The controversy is growing around the book Houris, by Camel DaoudGoncourt Prize 2024. Maître Fatma-Zohra Benbraham, the lawyer of Saada Arbane, the woman who accuses the Franco-Algerian writer of having told the story of her client without the latter’s consent, held a conference of press this Thursday, November 21 in Algiers.
Me Benbraham made serious accusations against Kamel Daoud, against whom two complaints were filed in Oran.
These are two separate cases, explained the lawyer. The first is the case of Ms. Saada who claims to be the main character, Aube, in the roman Houris“. It “concerns the physical person who has been obscured throughout Daoud’s book,” she said.
The second case is initiated by the victims of terrorism via their association chaired by Ms. Flici.
Saada Arbane is a survivor of the decade of terrorism in Algeria in the 1990s. During a terrorist attack against her village in the Tiaret region, in the west of the country, she escaped an attempted slitting of her throat by a terrorist group. She still has serious physical and psychological after-effects.
In a program broadcast on November 15 by the One TV channel, the lady affirmed that the story told in Houris is in fact hers. It was Ms. Daoud, the psychiatrist who followed her, who became aware of it and shared it with her husband, according to her. Despite the couple’s insistence, the woman assured that she had always refused to allow the drama she experienced to be turned into a novel.
“Ethics dictate that one cannot build one’s glory on the misfortune of the weak. Kamel Daoud built his glory on the misfortune of Saada.
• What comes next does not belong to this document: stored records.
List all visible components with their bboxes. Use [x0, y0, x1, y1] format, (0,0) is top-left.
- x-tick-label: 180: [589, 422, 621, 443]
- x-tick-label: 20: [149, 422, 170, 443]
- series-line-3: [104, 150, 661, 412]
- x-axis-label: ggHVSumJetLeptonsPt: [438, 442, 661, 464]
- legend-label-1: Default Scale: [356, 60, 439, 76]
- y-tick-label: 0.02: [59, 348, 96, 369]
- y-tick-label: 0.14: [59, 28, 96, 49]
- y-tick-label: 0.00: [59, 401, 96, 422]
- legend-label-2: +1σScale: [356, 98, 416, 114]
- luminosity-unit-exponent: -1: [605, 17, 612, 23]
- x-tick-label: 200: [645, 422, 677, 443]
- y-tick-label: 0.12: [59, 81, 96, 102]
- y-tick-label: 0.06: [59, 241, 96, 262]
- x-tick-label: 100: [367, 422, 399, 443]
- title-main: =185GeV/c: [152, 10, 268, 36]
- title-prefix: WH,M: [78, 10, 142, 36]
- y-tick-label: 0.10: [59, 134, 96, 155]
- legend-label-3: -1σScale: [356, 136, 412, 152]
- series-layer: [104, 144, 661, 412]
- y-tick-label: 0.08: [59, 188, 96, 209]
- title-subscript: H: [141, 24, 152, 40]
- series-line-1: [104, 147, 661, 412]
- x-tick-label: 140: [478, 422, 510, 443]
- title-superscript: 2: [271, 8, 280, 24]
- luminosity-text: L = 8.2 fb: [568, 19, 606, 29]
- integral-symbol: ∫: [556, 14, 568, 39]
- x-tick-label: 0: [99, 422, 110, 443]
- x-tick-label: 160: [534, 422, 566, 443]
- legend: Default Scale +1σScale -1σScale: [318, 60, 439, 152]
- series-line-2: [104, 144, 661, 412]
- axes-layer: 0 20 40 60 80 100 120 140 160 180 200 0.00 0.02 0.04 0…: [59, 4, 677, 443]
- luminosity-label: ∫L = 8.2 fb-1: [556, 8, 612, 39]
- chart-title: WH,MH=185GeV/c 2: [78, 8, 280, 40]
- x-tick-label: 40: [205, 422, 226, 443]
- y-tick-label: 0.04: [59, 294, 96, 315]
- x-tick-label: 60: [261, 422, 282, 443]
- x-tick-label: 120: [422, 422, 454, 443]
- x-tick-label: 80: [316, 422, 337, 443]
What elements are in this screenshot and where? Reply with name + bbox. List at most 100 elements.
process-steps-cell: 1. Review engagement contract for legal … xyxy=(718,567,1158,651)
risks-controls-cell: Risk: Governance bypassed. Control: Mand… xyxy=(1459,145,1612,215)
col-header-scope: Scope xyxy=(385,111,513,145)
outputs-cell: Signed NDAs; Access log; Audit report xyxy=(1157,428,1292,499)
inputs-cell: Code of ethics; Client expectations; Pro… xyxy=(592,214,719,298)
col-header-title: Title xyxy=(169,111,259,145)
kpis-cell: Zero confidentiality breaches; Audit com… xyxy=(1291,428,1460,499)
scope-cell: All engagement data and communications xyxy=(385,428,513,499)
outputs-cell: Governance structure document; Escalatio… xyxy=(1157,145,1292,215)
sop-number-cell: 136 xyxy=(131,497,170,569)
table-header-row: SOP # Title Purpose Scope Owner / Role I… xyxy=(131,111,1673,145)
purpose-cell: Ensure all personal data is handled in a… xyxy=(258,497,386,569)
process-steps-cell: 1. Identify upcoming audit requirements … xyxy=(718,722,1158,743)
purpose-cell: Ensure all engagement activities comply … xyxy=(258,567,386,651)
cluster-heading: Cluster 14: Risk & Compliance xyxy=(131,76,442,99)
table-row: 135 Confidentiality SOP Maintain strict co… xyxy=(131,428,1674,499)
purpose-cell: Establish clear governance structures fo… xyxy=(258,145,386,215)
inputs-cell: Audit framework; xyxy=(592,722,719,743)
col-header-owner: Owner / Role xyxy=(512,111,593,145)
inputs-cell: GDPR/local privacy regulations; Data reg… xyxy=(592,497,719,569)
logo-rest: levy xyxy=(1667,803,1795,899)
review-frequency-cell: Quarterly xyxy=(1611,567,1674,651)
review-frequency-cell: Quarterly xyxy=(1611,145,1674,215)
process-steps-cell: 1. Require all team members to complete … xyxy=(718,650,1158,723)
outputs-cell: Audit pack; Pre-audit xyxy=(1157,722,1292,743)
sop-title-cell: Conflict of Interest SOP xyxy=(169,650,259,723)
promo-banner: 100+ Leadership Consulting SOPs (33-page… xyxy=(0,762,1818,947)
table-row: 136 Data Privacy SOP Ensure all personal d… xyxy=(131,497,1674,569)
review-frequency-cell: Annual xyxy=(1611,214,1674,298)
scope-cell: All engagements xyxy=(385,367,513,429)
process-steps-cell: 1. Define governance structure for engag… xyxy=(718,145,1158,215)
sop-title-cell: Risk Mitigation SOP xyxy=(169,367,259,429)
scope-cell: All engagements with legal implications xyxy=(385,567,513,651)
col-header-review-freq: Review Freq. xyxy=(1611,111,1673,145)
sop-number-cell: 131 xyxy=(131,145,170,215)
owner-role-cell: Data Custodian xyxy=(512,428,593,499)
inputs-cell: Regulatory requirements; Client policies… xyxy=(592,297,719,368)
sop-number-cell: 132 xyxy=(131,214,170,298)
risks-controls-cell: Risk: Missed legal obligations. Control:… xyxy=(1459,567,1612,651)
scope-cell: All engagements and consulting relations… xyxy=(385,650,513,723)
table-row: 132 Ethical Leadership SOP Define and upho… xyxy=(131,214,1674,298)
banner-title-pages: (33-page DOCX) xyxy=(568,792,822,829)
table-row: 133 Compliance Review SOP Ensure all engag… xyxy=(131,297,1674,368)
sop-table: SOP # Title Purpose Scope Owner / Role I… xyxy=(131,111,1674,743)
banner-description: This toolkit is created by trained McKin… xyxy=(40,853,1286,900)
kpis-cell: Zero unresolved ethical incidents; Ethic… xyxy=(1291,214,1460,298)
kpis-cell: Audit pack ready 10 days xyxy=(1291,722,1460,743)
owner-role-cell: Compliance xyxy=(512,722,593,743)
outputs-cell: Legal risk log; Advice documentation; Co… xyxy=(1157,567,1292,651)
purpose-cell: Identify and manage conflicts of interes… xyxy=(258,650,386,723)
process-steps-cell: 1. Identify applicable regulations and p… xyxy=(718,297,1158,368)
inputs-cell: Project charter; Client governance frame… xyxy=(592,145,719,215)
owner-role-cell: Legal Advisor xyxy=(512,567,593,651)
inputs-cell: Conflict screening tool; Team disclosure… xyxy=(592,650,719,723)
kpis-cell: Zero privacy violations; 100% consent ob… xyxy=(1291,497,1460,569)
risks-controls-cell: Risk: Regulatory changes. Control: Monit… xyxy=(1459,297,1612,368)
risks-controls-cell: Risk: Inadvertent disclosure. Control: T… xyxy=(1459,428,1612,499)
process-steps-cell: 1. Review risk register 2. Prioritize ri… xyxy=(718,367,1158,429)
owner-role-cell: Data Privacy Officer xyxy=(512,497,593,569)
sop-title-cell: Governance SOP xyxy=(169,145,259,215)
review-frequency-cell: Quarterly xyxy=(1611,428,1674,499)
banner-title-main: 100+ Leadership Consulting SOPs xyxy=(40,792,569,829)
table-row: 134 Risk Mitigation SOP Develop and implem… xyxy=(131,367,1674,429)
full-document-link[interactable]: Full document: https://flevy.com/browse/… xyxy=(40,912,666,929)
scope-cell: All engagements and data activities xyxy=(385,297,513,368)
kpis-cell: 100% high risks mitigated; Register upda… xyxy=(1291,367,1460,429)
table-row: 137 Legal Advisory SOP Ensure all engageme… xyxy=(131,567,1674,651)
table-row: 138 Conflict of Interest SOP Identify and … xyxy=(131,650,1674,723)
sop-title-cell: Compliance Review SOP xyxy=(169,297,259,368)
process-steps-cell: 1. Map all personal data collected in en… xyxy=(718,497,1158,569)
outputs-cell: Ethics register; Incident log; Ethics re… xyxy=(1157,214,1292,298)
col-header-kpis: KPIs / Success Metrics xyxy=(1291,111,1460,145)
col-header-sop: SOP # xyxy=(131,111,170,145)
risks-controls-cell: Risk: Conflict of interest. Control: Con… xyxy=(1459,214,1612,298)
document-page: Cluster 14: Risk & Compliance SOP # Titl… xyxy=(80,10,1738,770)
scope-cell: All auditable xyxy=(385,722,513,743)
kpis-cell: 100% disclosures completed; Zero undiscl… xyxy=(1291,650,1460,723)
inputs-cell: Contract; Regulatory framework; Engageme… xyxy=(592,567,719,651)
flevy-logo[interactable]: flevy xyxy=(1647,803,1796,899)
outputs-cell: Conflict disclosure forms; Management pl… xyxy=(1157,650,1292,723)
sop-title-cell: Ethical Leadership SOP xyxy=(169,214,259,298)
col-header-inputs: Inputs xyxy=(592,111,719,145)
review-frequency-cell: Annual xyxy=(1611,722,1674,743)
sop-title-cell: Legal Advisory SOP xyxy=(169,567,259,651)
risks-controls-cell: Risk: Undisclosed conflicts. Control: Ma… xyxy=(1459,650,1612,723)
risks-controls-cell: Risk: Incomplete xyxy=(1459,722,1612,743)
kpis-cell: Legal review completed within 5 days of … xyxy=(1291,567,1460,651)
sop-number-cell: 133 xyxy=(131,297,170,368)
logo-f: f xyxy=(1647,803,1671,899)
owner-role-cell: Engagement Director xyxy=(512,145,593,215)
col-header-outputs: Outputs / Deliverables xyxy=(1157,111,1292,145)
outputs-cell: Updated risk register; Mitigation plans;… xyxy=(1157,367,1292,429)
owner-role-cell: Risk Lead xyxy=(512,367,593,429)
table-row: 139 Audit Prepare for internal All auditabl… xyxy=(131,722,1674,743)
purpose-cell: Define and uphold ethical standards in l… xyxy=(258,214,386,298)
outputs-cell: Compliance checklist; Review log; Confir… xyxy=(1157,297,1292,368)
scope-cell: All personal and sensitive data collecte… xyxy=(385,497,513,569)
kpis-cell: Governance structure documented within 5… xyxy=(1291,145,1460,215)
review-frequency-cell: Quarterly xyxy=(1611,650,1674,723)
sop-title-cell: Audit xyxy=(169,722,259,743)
He strangled the voice in my client’s throat a second time,” accuses lawyer Benbraham, adding that “this book is a hoax” which “deceived Algeria, the French and the publishing house.”
The publisher Gallimard, who published Houris, is not spared by Saada Arbane’s lawyer. “He considers that she (the heroine of the novel) does not exist, and that is very serious. Today you saw her in the flesh,” she said.
“And Houris is inspired by tragic events that occurred in Algeria during the civil war of the 1990s, its plot, its characters and its heroine are purely fictional“, defended Antoine Gallimard in a press release released last Monday.
For the lawyer, the publisher did this because it was “banned in Algeria”. According to her, her ban at the Algiers Book Fair (Sila) caused her “very, very big losses” and it is therefore “a purely financial and material problem”.
Then, she adds, it was he who presented this book and “he did it under pressure from the most important person” in France. “We have proof of what we say,” she still assures.
Benbrahem: Kamel Daoud “did not deserve” the Goncourt prize
For Me Benbraham, Daoud’s book did not deserve to be distinguished from Goncourt. She explains. “He says it’s a spooky story, from his mind.
This is the sine qua non condition of the Goncourt Prize. Stories should not be real and should not touch the honor and dignity of people, whether living or dead. As soon as it affects a person who can be identified, as is the case with my client, it is not eligible,” she explains.
She expects that, in the days to come, “things will change” and “this book is likely to have very important repercussions in the future”, revealing that French lawyers have expressed their willingness to help him.
The second case against Kamel Daoud and his book “concerns all the victims of terrorism and all the families of the disappeared” who file a complaint for “clear violation” and “erroneous reading” of article 46 of the Charter for Peace and Reconciliation national law promulgated in 2005.
The lawyer accused the Franco-Algerian writer of misleading public opinion by maintaining that it is prohibited, on the basis of this article, to write about the black decade. “Which is not true, there have been many books, films and the Algerian state has said absolutely nothing,” she recalls.
“For 10 euros”, the value of the Goncourt prize, Kamel Daoud sold “his homeland and his conscience” and “stole people’s lives”, accuses Fatma-Zohra Benbrahem, adding that he went to “destroy all values nobles of our people.”
She even suspects him of having political designs and of wanting to “make us forget the 132-year colonial war and leave us confined in a dark decade of 10 years”. “This case is not trivial,” she assures.
Throughout her conference, Saada Arbane’s lawyer did not refrain from launching ad hominem attacks against the writer. According to her, Kamel Daoud was convicted by the Algerian courts for having attacked his wife “with a knife”.
“He’s a boy who knows how to surf on all platforms” and he didn’t get his French nationality, it was “granted” to him by President Emmanuel Macron. Finally, she wondered what the writer wanted to hide when he dedicated his novel to his mother and “obscured his father”.